Vegan A comes and brings some nice bean dip or nice fresh pico de gallo, and eats a bunch of vegan stuff, talks to other people about a variety of topics, enjoys a few tequila shooters and then goes home when it’s over.
A Moderate.  Think... Bernie Sanders

Vegan B comes and brings some nice bean dip, eats a bunch of vegan stuff, and talks to just about everyone…only about veganism.  They’ll tell them why they think it’s a good idea.  They’ll try to change your mind by espousing any positive aspect they can.  They are mildly annoying sometimes but they’re the one who brought the tequila so it’s ok.  If someone is even illegally processing animal products they’ll bring attention to it by exposing it in the news.
A Progressive.  Think... Amy Goodman

Vegan C You know they’re on their way in because you can hear them before they’re even in the yard.  Just the smell of anything non-vegan to them is a direct physical assault on their vegan-ness and now they are going to make sure NO ONE shall dare do something outside their strict philosophy.  So before you even start wondering what that’s about; they’ve kicked over the grill and thrown all the cheese in the river.  They will steal all the leftover meat including what's been kicked to the ground, and bury it in the back yard with a full funeral.  After that’s done they’re going to spend plenty of time pontificating on how eating a cheese burger makes you worse than Josef Mengele, and then storm off before anyone can even come up with a counterpoint (but they’ll try to break everyone’s camera because they know they just committed property damage and criminal mischief or assault and don’t want evidence of it anywhere).  Then you just finish off the tequila right there.
That’s the SJW.   Think... ...how about this nutjob;


 Yes, this exists.

These are extremists, who disregard the Constitutional Rights of others whenever it suites them, and are willing to engage in violence to suppress what they consider unacceptable thought, whatever it may be.  When you go around smashing cameras and microphones of people who have a platform contrary to your own, you are no better than that riot cop who goes into the crowd of Civil Rights protestors and yanks the American Flags out of the children’s hands in Mississippi Burning (it’s in the trailer).   

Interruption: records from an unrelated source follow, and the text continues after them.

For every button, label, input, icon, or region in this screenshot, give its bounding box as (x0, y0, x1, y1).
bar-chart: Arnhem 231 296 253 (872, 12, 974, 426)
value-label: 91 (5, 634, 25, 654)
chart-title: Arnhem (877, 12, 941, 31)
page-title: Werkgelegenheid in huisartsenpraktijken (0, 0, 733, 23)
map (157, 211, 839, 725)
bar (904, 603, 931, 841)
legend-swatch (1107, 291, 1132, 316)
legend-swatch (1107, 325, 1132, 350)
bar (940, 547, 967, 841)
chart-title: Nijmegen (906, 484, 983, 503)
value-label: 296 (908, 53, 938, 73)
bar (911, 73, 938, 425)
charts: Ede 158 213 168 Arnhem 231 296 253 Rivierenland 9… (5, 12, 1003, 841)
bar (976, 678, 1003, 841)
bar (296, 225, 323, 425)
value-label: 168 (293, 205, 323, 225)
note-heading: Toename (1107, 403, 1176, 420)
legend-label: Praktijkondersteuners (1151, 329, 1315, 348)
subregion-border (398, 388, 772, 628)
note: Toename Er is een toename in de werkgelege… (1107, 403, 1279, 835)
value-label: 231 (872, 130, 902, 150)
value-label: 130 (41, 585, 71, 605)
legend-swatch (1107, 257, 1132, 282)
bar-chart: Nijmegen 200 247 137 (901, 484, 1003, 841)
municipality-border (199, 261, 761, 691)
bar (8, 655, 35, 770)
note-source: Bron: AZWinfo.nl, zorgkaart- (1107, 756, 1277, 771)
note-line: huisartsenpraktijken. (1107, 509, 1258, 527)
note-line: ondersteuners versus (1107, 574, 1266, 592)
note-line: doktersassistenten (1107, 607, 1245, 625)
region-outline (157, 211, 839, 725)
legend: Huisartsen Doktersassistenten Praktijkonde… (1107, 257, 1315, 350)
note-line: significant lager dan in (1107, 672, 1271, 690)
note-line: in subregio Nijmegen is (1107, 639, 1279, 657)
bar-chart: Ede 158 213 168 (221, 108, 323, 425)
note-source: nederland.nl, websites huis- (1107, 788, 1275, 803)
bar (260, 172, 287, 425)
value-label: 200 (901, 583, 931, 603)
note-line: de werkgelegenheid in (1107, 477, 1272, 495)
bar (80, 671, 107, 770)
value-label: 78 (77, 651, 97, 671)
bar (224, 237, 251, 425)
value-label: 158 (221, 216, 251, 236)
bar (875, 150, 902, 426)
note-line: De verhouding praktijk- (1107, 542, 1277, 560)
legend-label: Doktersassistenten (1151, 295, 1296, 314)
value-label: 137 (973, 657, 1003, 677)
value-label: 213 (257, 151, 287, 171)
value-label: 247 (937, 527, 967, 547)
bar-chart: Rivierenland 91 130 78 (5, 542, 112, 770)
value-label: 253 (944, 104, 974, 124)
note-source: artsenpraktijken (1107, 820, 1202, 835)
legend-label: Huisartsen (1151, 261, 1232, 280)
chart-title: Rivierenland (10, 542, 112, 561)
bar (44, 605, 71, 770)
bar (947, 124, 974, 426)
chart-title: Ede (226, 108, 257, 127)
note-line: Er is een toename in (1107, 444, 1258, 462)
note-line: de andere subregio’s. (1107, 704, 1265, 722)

If you’re still not sold on this way of characterizing things (maybe like Clarissa from AWO who is also not reading this anyway because she hates me now), then take a look at the trailer for East Side Sushi.  


…what exactly is going on here?  Gender inequity?  Cultural Appropriation?  Meat eating and cruelty to animals?  Mexican sushi?  It gets hard to rationalize when your mirrors of self-confirmation and cognitive dissonance end up facing each other.